- Я хочу, чтобы ты знала. Если ты сейчас разденешься, я тебя не пощажу.
Разденусь? Сердечко пропустило удар и ухнуло вниз, выжигая все на своем пути и оставляя зияющую пустоту.
- Я заполню собой каждую твою клеточку, - шептали его губы, а я, наконец, смогла сделать вздох, - и потребую сделать то же для меня.
Он жег меня своим взглядом, подарив мне право сделать выбор.
Мгновение… Его взгляд темнеет от нетерпения. Кажется, он даже не дышит в ожидании моего вердикта.
Я осторожно подняла руку, тронула ямочку на его подбородке. Опустила и медленно опустила молнию вниз…
- Я хочу, чтобы ты заполнил меня собой.
Закрыла глаза. И мир замер…
Это мгновение длилось целую бесконечность. Я сдалась ему, и не ждала пощады. Но что-то говорило мне, что я не пожалею о своем решении. Но… что же он так медлит?
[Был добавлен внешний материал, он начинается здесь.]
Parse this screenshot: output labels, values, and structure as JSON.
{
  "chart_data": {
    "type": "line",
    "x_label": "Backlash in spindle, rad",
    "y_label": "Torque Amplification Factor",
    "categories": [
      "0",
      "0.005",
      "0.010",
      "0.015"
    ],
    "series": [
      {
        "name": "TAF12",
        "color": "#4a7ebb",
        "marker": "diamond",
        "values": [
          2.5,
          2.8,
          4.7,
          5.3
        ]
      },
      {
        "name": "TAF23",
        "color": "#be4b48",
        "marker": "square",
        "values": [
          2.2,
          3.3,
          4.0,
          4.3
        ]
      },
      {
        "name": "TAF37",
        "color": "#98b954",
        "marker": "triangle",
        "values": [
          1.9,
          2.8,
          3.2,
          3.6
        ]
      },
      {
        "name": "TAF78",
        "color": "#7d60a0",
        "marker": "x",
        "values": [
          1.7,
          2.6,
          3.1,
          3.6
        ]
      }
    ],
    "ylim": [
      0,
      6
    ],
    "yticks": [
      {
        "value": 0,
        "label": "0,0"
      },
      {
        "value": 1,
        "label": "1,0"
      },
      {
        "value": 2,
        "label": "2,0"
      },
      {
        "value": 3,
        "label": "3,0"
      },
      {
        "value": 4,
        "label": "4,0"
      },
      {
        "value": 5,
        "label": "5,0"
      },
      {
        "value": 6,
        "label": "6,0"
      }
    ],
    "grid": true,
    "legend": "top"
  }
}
Я не услышала ни шороха, не заметила ни движения, но он нависал надо мной уже совершенно голый. Ослепительно голый. Сердце зашлось в такой дикой пляске, что кровь молотом стучала в ушах, а полумрак, казалось, отступил. Я все видела будто в каком-то сиреневом тумане. Каждая складка ткани палатки, контуры и выступы его тела подсвечивались неоновыми всполохами. Я подняла ладонь , все еще спрятанную в рукаве и положила ее на щеку моему Лиаму. Моему… Это слово стало плавить меня изнутри. Я выгибалась навстречу его рукам, стаскивавшим с меня вспоротый его же когтем комбез.
- Какая же ты красивая, моя лиловая девочка…
Какая странная ласка.
Я зажмурила глаза и подалась губами вперед, вымаливая у него поцелуй. Легко коснувшись меня губами, вдруг опустил на них свой палец.
- Разожми зубы, - велел он мне звенящим от напряжения голосом.
А стоило мне подчиниться, как во рту, между зубами, оказался его палец.
- Будет больно, кусай. И прости, я больше не могу сдерживаться.
Будет больно, я знаю. И почему же я этого не боюсь? Почему же я так жажду этого? Я смотрела в его глаза, а сама ласкала его палец языком. Исследовала каждую клеточку, помогая себе губами. И эта странная, невинная ласка так на него подействовала, что на какое-то время он застыл в немом ступоре. И только глаза выдавали, что он еще жив. Что он меняется просто на моих глазах. Но меня это не пугало. Я уже видела его таким. Черты все еще очень напоминали Лиама. Но были более крупными, резкими, угловатыми. Моя ладонь, покоившаяся на его бледнеющей коже, отливала, действительно, лиловым цветом. Я такое же чудовище, как и он. Как и все те, кто еще жил внутри умирающего космолета.
Черный цвет его глаз пульсировал, переливался разноцветными всполохами и менялся каждый миг. До тех пор, пока не уставился на меня нереальными змеиными глазами. Они завораживали. Серые, с черными и золотыми прожилками, будто стекавшими ручьями к зрачку.